Weighing a larger agency versus a smaller one may come down to a preference, if both companies are reputable and solid. Some individuals prefer an agent they can visit. Others may feel a larger company is more accessible by having call centers available during extended hours. Be accurate when making comparisons of quotes. Creating a spreadsheet can help to compare premiums, coverage, and deductibles. Across the top, list each item or event you expect to cover with the amount of coverage you need. On the left side, list the names of the companies providing quotes. For each company, move across the list and place a check under the coverage included in their quote. If all are equal, then which one has the best pricing? Know what isn’t covered before purchasing the policy.

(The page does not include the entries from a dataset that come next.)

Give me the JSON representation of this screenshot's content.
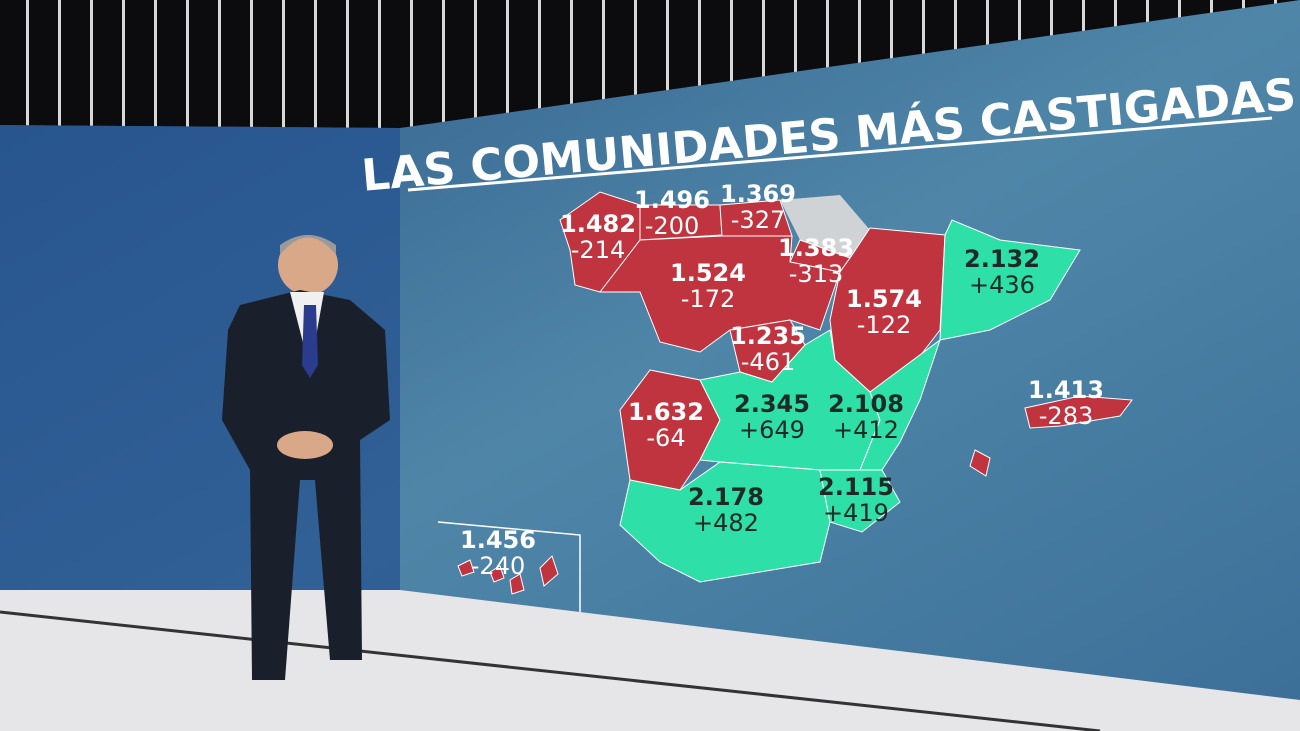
{
  "title": "LAS COMUNIDADES MÁS CASTIGADAS",
  "regions": [
    {
      "value": "1.482",
      "change": "-214",
      "color": "#c0343f"
    },
    {
      "value": "1.496",
      "change": "-200",
      "color": "#c0343f"
    },
    {
      "value": "1.369",
      "change": "-327",
      "color": "#c0343f"
    },
    {
      "value": "1.383",
      "change": "-313",
      "color": "#c0343f"
    },
    {
      "value": "1.524",
      "change": "-172",
      "color": "#c0343f"
    },
    {
      "value": "1.574",
      "change": "-122",
      "color": "#c0343f"
    },
    {
      "value": "2.132",
      "change": "+436",
      "color": "#2ee0a8"
    },
    {
      "value": "1.235",
      "change": "-461",
      "color": "#c0343f"
    },
    {
      "value": "1.632",
      "change": "-64",
      "color": "#c0343f"
    },
    {
      "value": "2.345",
      "change": "+649",
      "color": "#2ee0a8"
    },
    {
      "value": "2.108",
      "change": "+412",
      "color": "#2ee0a8"
    },
    {
      "value": "2.178",
      "change": "+482",
      "color": "#2ee0a8"
    },
    {
      "value": "2.115",
      "change": "+419",
      "color": "#2ee0a8"
    },
    {
      "value": "1.413",
      "change": "-283",
      "color": "#c0343f"
    },
    {
      "value": "1.456",
      "change": "-240",
      "color": "#c0343f"
    }
  ]
}
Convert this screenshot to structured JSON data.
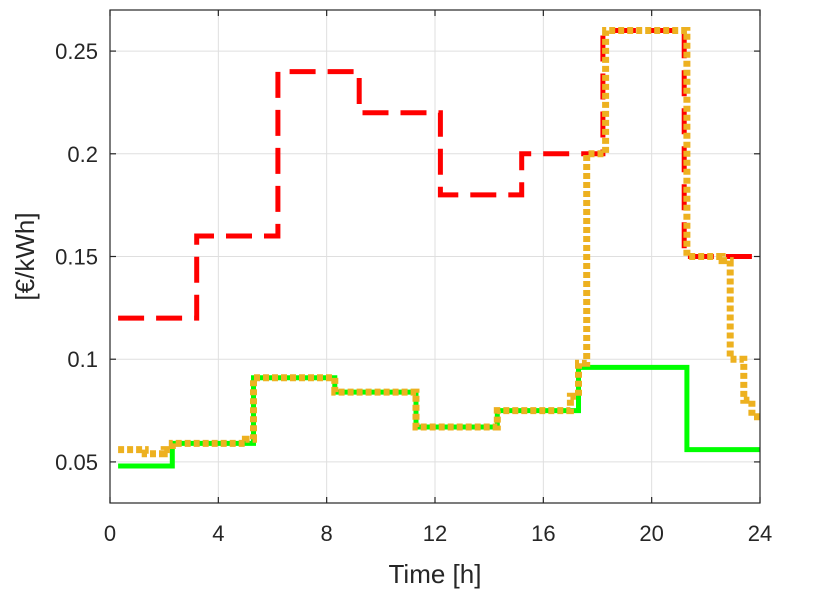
{
  "chart_data": {
    "type": "line",
    "title": "",
    "xlabel": "Time [h]",
    "ylabel": "[€/kWh]",
    "xlim": [
      0,
      24
    ],
    "ylim": [
      0.03,
      0.27
    ],
    "xticks": [
      0,
      4,
      8,
      12,
      16,
      20,
      24
    ],
    "xtick_labels": [
      "0",
      "4",
      "8",
      "12",
      "16",
      "20",
      "24"
    ],
    "yticks": [
      0.05,
      0.1,
      0.15,
      0.2,
      0.25
    ],
    "ytick_labels": [
      "0.05",
      "0.1",
      "0.15",
      "0.2",
      "0.25"
    ],
    "grid": true,
    "series": [
      {
        "color": "#ff0000",
        "style": "dashed",
        "x": [
          0.3,
          3.2,
          3.2,
          6.2,
          6.2,
          9.2,
          9.2,
          12.2,
          12.2,
          15.2,
          15.2,
          18.2,
          18.2,
          21.2,
          21.2,
          24
        ],
        "y": [
          0.12,
          0.12,
          0.16,
          0.16,
          0.24,
          0.24,
          0.22,
          0.22,
          0.18,
          0.18,
          0.2,
          0.2,
          0.26,
          0.26,
          0.15,
          0.15
        ]
      },
      {
        "color": "#00ff00",
        "style": "solid",
        "x": [
          0.3,
          2.3,
          2.3,
          5.3,
          5.3,
          8.3,
          8.3,
          11.3,
          11.3,
          14.3,
          14.3,
          17.3,
          17.3,
          21.3,
          21.3,
          24
        ],
        "y": [
          0.048,
          0.048,
          0.059,
          0.059,
          0.091,
          0.091,
          0.084,
          0.084,
          0.067,
          0.067,
          0.075,
          0.075,
          0.096,
          0.096,
          0.056,
          0.056
        ]
      },
      {
        "color": "#edb120",
        "style": "dotted",
        "x": [
          0.3,
          1.3,
          1.3,
          2.0,
          2.0,
          2.3,
          2.3,
          5.0,
          5.0,
          5.3,
          5.3,
          8.3,
          8.3,
          11.3,
          11.3,
          14.3,
          14.3,
          17.0,
          17.0,
          17.3,
          17.3,
          17.6,
          17.6,
          18.3,
          18.3,
          21.3,
          21.3,
          22.6,
          22.6,
          22.9,
          22.9,
          23.4,
          23.4,
          23.7,
          23.7,
          24
        ],
        "y": [
          0.056,
          0.056,
          0.054,
          0.054,
          0.056,
          0.056,
          0.059,
          0.059,
          0.061,
          0.061,
          0.091,
          0.091,
          0.084,
          0.084,
          0.067,
          0.067,
          0.075,
          0.075,
          0.082,
          0.082,
          0.098,
          0.098,
          0.2,
          0.2,
          0.26,
          0.26,
          0.15,
          0.15,
          0.148,
          0.148,
          0.1,
          0.1,
          0.08,
          0.08,
          0.072,
          0.072
        ]
      }
    ]
  }
}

Uncovered events represent risks you are willing to take.
Your policies should be kept in a safe, but accessible place. You should know exactly where to find them in the event of a claim or for review. Keeping all policies together in a paper file or scanned to an electronic file saves time.
Whether you use a day planner, card file, or electronic files keep emergency phone numbers or claim contact information close at hand. Let employees know where to find this information. If using electronic files, consider a paper copy too. If the system is down, electronic files will be inaccessible. Train staff on the steps to take and who to call. All this information should be added to your business continuity or disaster recovery plan. Meet with your agent and review your policies periodically. Add an annual reminder to your calendar.
It is a great feeling to pay off a debt. However, we often forget about the life insurance policies that list the bank as the third party beneficiary. Unless the bank completes a release form provided by the insurance company, the beneficiary cannot be changed. The form will require a notarized signature of a bank officer. Waiting longer than a few months from the debt payoff could prolong obtaining the signature. After a period of time, the loan file may be sent to an offsite storage and need to be ordered back in. Failure to obtain the release could cause added grief to a surviving spouse or beneficiary.
As you recall, we spoke of credit being a determining factor in determining the amount of an insurance premium. Paying premiums promptly also helps to keep premiums lower.
When cancelling a policy, don’t forget about the amount you will be credited or refunded. You may be upgrading to a new policy from the same company. A credit from the old policy may be able to be applied to the first premium of the new policy. Otherwise, speak with your insurance representative about a refund check.
Finally, if you have a complaint, for example if a claim was not paid, you may have to file with your state insurance department or state commissioner (in some states). Every state is different, with its own process. The state will then investigate fully. In some cases the process can be quite lengthy, sometimes taking several months.
Going outside is a risk, but so is staying in.
Going out may require boots, coat, or an umbrella for protection, but staying in can result in missed opportunities.
Business insurance eases the burden of risks, so owners can “go out” to focus on business growth.